Popovich, speaking to media before a typically efficient 122-101 rout of the host Cleveland Cavaliers, said he often mines the "competitiveness and the character of the player" in shaping them into confident, productive components of the Spurs' offense.
"Sometimes in timeouts I'll say, 'I've got nothing for you. What do you want me to do? We just turned it over six times. Everybody's holding the ball. What else do you want me to do here? Figure it out,' " Popovich said, according to the San Antonio Express-News, not long before the Spurs used 14 3-pointers and a season-high 39 assists to dispatch the Cavs. "And I'll get up and walk away. Because it's true. There's nothing else I can do for them. I can give them some bulls---, and act like I'm a coach or something, but it's on them."
Popovich added that the psychological boost the Spurs get from open lines of communication "engenders a feeling that they can actually be in charge."
"I think competitive character people don't want to be manipulated constantly to do what one individual wants them to do," Popovich said, according to the Express-News. "It's a great feeling when players get together and do things as a group. Whatever can be done to empower those people."
The Spurs, despite their aging core of stars in Tim Duncan, Tony Parker and Manu Ginobili, took the Miami Heat to seven games in the NBA Finals last season and are again in position to make a deep run in the playoffs.
After Tuesday's win, the Spurs sat in second place in the Western Conference at 44-16, 1½ games behind the Oklahoma City Thunder.
Popovich said his veterans still benefit from his direction but that throwing up his hands is often the best option.

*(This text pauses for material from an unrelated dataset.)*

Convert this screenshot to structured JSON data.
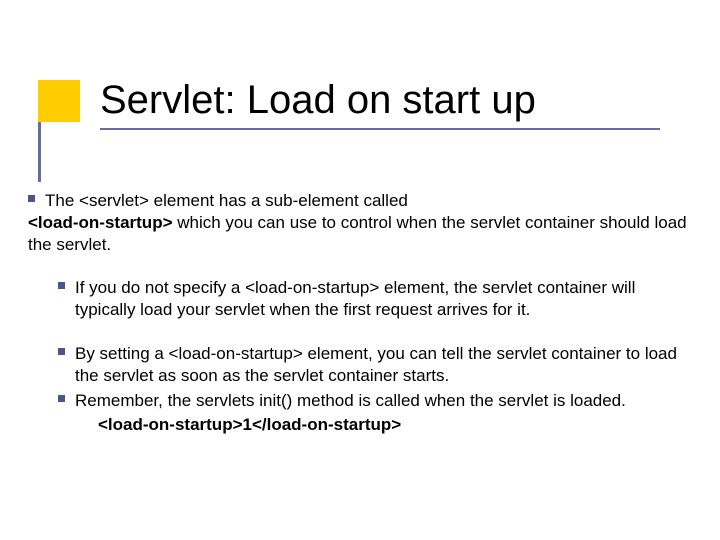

"If they're holding the ball, they're holding the ball," Popovich said. "I certainly didn't tell them to hold the ball. Just like, if they make five in a row, I didn't do that. If they get a great rebound, I didn't do that. It's a players' game and they've got to perform. The better you can get that across, the more they take over and the more smoothly it runs.
"Then you interject here or there. You call a play during the game at some point or make a substitution, that kind of thing that helps the team win. But they basically have to take charge or you never get to the top of the mountain."